Letting you down when you need it
If you bought a new car and it often let you down when you had to get to work, you would need a second car you could depend on, because not working isn’t an option, you’d be fired. You would have a lot more money tied up in cars than you should because having two cars to do the work of one is silly, but that’s how wind turbines operate. They only run when the wind is blowing, not when the utility company needs electricity, but turning off your electricity isn’t an option, so the utility needs generators they can start whenever the wind lets them down, twice the equipment to do the job the generator could do all by itself. Sounds crazy and it is, but it’s also expensive. More equipment means higher costs, so your electric rates go up, more wind means more expensive electricity, that’s bad, but it gets worse.
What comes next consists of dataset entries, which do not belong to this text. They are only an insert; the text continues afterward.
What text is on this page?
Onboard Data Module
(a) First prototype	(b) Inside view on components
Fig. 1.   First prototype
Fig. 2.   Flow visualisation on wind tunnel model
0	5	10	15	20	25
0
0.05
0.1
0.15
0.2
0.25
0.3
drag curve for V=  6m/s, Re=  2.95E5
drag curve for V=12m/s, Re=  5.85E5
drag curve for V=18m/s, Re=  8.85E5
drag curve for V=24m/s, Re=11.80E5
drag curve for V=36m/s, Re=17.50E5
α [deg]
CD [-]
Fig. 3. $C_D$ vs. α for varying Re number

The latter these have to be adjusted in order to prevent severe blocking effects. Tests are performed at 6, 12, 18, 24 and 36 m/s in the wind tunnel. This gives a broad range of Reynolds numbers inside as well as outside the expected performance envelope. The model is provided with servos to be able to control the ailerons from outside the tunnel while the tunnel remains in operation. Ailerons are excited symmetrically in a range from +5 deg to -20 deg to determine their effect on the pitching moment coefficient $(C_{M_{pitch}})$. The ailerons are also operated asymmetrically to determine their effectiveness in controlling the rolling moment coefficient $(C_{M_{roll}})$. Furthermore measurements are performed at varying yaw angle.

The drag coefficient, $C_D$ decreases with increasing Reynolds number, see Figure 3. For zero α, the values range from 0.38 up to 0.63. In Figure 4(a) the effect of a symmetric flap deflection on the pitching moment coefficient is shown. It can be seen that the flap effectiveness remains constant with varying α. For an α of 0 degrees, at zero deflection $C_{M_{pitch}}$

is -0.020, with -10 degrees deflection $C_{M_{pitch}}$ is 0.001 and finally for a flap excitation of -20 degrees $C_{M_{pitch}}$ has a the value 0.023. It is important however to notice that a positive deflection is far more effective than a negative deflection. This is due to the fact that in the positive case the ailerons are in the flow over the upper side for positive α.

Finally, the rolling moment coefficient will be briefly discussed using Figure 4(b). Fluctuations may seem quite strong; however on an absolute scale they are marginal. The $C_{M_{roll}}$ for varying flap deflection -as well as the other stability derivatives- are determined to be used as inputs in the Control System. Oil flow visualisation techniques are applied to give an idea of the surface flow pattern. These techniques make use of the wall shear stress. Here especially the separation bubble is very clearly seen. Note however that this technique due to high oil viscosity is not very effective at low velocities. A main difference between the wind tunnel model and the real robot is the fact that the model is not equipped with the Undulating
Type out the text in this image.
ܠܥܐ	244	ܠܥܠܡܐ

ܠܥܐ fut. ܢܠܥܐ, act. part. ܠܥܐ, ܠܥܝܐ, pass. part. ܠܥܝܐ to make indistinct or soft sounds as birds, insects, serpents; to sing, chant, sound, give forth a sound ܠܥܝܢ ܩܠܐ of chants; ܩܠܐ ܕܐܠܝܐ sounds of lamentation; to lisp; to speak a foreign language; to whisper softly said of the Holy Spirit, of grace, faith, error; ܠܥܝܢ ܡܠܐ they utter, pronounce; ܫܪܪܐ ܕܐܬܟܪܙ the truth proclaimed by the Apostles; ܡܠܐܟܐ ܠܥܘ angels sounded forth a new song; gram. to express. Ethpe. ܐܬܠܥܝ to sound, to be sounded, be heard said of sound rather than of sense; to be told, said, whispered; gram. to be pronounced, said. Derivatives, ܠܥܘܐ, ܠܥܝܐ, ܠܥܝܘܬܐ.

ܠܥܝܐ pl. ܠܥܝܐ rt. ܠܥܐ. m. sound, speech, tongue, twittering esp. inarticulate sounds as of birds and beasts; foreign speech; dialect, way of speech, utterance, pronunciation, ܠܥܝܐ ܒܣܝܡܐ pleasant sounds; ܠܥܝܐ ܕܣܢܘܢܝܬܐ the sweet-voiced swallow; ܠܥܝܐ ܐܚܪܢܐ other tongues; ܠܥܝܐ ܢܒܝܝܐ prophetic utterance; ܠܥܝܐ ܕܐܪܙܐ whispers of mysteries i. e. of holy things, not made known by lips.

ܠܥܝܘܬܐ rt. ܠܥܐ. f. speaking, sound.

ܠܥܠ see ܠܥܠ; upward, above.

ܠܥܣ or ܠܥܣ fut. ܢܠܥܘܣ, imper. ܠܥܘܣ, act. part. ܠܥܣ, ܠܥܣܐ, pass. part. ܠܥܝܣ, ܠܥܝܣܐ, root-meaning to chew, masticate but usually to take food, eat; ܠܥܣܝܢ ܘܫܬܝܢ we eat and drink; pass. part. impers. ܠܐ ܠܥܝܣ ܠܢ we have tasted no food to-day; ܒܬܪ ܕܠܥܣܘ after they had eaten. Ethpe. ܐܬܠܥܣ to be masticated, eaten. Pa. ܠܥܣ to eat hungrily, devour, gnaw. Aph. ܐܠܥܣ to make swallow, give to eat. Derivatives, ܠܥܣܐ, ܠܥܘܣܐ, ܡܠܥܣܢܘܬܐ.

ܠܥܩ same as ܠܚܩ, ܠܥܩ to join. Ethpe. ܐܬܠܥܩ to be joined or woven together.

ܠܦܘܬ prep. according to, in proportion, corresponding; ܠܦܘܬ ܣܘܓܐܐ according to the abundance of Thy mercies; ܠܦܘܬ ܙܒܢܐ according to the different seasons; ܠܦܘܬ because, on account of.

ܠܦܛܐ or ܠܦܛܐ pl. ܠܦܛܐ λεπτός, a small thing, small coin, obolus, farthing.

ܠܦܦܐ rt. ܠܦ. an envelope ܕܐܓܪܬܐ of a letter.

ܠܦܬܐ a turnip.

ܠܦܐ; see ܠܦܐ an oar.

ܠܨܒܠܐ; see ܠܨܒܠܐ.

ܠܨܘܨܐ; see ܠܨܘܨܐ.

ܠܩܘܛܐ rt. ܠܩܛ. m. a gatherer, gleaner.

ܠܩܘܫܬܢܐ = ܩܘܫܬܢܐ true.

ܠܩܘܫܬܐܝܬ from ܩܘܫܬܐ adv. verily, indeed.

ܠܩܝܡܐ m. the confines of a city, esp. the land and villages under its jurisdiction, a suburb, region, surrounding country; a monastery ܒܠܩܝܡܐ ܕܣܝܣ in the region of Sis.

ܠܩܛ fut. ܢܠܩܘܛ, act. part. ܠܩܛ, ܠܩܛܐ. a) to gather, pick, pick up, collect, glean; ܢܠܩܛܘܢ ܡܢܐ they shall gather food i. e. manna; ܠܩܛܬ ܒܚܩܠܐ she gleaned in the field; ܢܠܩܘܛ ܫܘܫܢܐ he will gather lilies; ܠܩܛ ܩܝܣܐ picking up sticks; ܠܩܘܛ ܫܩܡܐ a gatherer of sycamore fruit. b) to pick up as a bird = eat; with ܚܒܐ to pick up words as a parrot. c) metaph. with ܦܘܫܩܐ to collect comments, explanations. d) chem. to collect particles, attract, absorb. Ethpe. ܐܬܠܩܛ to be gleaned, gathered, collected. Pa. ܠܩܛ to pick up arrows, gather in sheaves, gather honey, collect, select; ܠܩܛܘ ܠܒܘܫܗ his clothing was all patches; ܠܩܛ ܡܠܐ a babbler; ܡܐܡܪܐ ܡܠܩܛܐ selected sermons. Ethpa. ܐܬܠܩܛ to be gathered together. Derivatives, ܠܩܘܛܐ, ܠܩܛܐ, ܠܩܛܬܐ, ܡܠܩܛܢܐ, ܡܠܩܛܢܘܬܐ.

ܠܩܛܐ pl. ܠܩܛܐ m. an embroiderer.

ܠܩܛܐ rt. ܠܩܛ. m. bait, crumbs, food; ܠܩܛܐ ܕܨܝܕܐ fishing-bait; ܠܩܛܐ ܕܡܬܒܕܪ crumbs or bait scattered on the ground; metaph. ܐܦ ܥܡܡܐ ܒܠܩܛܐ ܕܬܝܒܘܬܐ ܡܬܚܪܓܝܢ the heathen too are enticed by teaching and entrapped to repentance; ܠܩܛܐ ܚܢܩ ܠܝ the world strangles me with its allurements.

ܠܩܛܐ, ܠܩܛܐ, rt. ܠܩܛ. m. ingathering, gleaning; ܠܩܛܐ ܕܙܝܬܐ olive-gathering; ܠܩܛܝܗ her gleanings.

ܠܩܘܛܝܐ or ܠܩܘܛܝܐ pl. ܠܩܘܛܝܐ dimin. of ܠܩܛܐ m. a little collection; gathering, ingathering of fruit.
Delivering far less than promised
Suppose you looked at all of the times the car should have been running and compared it to how much it actually ran and found it only ran 25 percent of the time, do you think you might be telling that salesman a thing or two about the lousy car he sold you? Well, that’s what a wind turbine does.
Wind turbines, like all kinds of generators, are measured over time. You figure out how much power they would have produced if they were running at full capacity all the time and then compare it to how much power they actually did produce over a period of time, usually one year. The number, a percentage, is called “capacity factor.”
Since the wind developer here keeps talking about Sheldon, New York, we thought you might like to see the capacity factors for all of the wind farms in New York for the last several years as reported in the latest edition of the NY-ISO Gold Book. They’re not good, last year Sheldon came in at 25.8% while all the New York wind farms together averaged 23.5%. It’s like those 3 MegaWatt wind turbines are really only .75 MW, same as if your 300 horsepower car was only putting out 75 horsepower. If all of those cars did that, there would be a recall, but bizarre as it sounds, even when wind turbines do the same thing, the government wants more installed.
No power plants run flat out all of the time so none run at 100%, there’s normal service and maintenance if nothing else, but nuclear power plants run over 90 percent and coal plants run between 60 and 70 percent. Natural gas, which could be very high, varies a lot and ends up being low because natural gas generators are often powered up and down to make up for wind power. Gas power generators are called “dispatchable.” They’re quick to power up on demand to make up for wind which often drops without notice. The result here means wind, not only unreliable itself, makes our conventional power plants less efficient by forcing utilities to use them at less then their optimal power levels.
Some wind defenders say lowering the output of a coal plant when wind is available would be good for the environment, but coal plants have a very narrow optimal operating range by design. Lowering the output increases their emissions, so more wind means more emissions!
Teresa Sheridan Sculley says
After reading that information I wish the wind people would enter a horse race! I could bet on the possible winner and the possible loose and win either way! Nice sales pitch or it’s some kind of pitch! I think the Texas boys should take their big boy toys and get out of my back yard! Did we call them carpetbaggers back after the Civil War?